Avis principal par Maccha
Dans un recoin de ce monde est un très bon titre en deux tomes publié dans la collection « Made In » des éditions Kana. C’est avec cette œuvre que j’ai découvert Fumiyo Kouno, mangaka connue en France plus par son titre Le Pays des Cerisiers, publié également dans la même collection. C’est le trait doux des couvertures qui a attiré mon attention en premier, et à l’image des couvertures, c’est une œuvre pleine de douceur que nous propose l’auteure, et ce malgré l’époque difficile pendant laquelle se déroule l’histoire.

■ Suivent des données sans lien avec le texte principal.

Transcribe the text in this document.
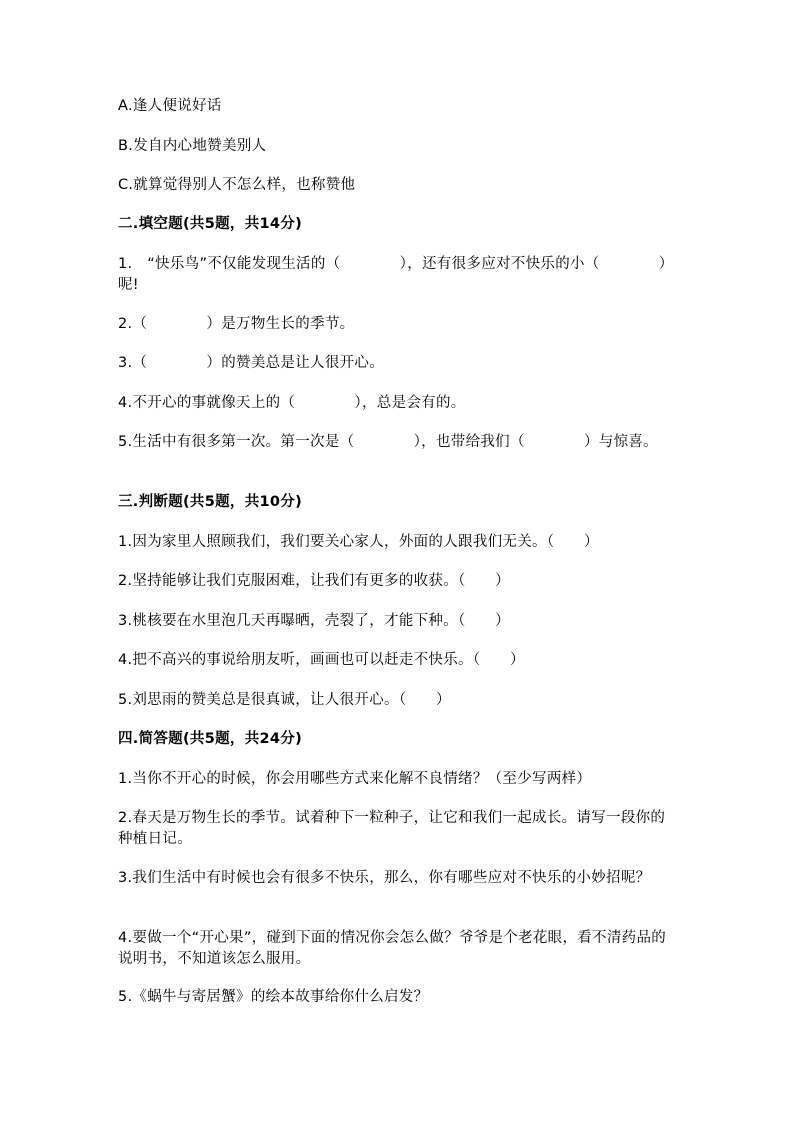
A.逢人便说好话
B.发自内心地赞美别人
C.就算觉得别人不怎么样，也称赞他
二.填空题(共5题，共14分)
1.　“快乐鸟”不仅能发现生活的（　　　　），还有很多应对不快乐的小（　　　　）呢!
2.（　　　　）是万物生长的季节。
3.（　　　　）的赞美总是让人很开心。
4.不开心的事就像天上的（　　　　），总是会有的。
5.生活中有很多第一次。第一次是（　　　　），也带给我们（　　　　）与惊喜。
三.判断题(共5题，共10分)
1.因为家里人照顾我们，我们要关心家人，外面的人跟我们无关。（　　）
2.坚持能够让我们克服困难，让我们有更多的收获。（　　）
3.桃核要在水里泡几天再曝晒，壳裂了，才能下种。（　　）
4.把不高兴的事说给朋友听，画画也可以赶走不快乐。（　　）
5.刘思雨的赞美总是很真诚，让人很开心。（　　）
四.简答题(共5题，共24分)
1.当你不开心的时候，你会用哪些方式来化解不良情绪？（至少写两样）
2.春天是万物生长的季节。试着种下一粒种子，让它和我们一起成长。请写一段你的种植日记。
3.我们生活中有时候也会有很多不快乐，那么，你有哪些应对不快乐的小妙招呢？
4.要做一个“开心果”，碰到下面的情况你会怎么做？爷爷是个老花眼，看不清药品的说明书，不知道该怎么服用。
5.《蜗牛与寄居蟹》的绘本故事给你什么启发？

On suit le quotidien de Suzu et de sa famille pendant la Seconde Guerre Mondiale à Kure, à 20km de Hiroshima où elle est née. Il manque peut-être une petite introduction expliquant le contexte dans lequel se situe le récit mais en connaissant un peu l’histoire on sait qu’on est en période de guerre et on connaît le sort qu’attend Hiroshima en août 1945. Malgré les difficultés de l’époque, la mangaka a le don de raconter son récit dans un ton léger et une ambiance douce.
Le manga commence avec une introduction d’une cinquantaine de pages dans les années 30 où on assiste un peu à la vie d’une famille qui vit de la culture des algues avec la fabrication de nori. Suzu est une fille gentille et rêveuse qui vit à Hiroshima avec sa petite sœur Sumi, son démon de frère et ses parents. C’est un personnage toujours un peu dans la lune et sa personnalité donne de la légèreté et des touches d’humour au récit. L’histoire principale commence en 1943. Suzu est demandée en mariage par un jeune homme de Kure qu’elle ne connait pas vraiment et elle part vivre chez son mari et la famille de celui-ci, comme c’est souvent fait à l’époque. Son mari, Shûsaku, est un homme de tempérament calme et sa nouvelle famille est bien gentille avec elle, même si elle se fait souvent gronder par la grande sœur de son mari qui a du caractère. On assiste à la nouvelle vie de Suzu dans cette famille dans un contexte où les effets de la guerre se sentent de plus en plus sur la vie des civils. C’est une bonne épouse souriante qui travaille bien. On peut la considérer comme une femme modèle japonaise de l’époque malgré son côté maladroit et rêveur.
La mangaka s’est bien renseignée sur son sujet et on apprend beaucoup de choses de la vie des civils de cette époque. On découvre les conditions de vie dans la région à cette période ainsi que les coutumes et les mœurs japonaises. On voit l’importance de la vie en communauté en période de guerre avec les voisins qui doivent s’entraider et s’organiser pour le rationnement et d’autres ordres du gouvernement. C’est l’époque où les femmes travaillent beaucoup pour leur famille également, même dans l’industrie militaire comme dans beaucoup de pays à cette période. Tout le monde a des tâches à effectuer. On voit comment les gens essayaient de lutter contre le manque croissant des produits alimentaires, avec les astuces de cuisson conseillés, l’utilisation des produits de substitution ou encore des achats au marché noir malgré les prix exorbitants. Les citoyens doivent s’entraider pour les fournitures et objets manquants et s’habituent à vivre de plus en plus avec les alertes d’attaques aériennes en allant aux abris. J’ai vraiment apprécié le travail de recherche effectué par la mangaka même si parfois j’ai eu l’impression qu’il y avait un peu trop de détails, comme les schémas des bases marines, ou les types d’avions, par exemple.
C’est à travers des chapitres courts qu’on va aller petit à petit jusqu’en 1947 au dernier chapitre. Suzu et sa famille vont aussi prendre leur part de tragédies. Cependant, on ne tombe pas dans le mélodrame et le ton reste assez juste et pudique. L’auteure donne également un beau message d’espoir à la fin de son récit.
Le trait simple et parfois un peu enfantin de la mangaka accentue le ton léger, doux et chaleureux du récit. Dans certains chapitres, on a l’impression de lire un manga sans dialogues ou un livre illustré. Suzu est également très douée pour le dessin et j’ai beaucoup aimé les scènes où elle dessine, notamment quand elle dessine une dernière fois les beaux paysages d’Hiroshima. Le passage entre ses dessins et le manga est parfois un peu flou et on ne sait pas si on est toujours dans son dessin à elle. J’ai bien aimé cet effet. Enfin, j’ai beaucoup aimé les dernières pages en couleurs avec le passage en cours de page par un pinceau qui donne un bel effet doux.
En conclusion
Un très bon titre qui, malgré le sujet et l’époque difficiles, est plein de douceur et a un ton très juste. J’ai beaucoup aimé.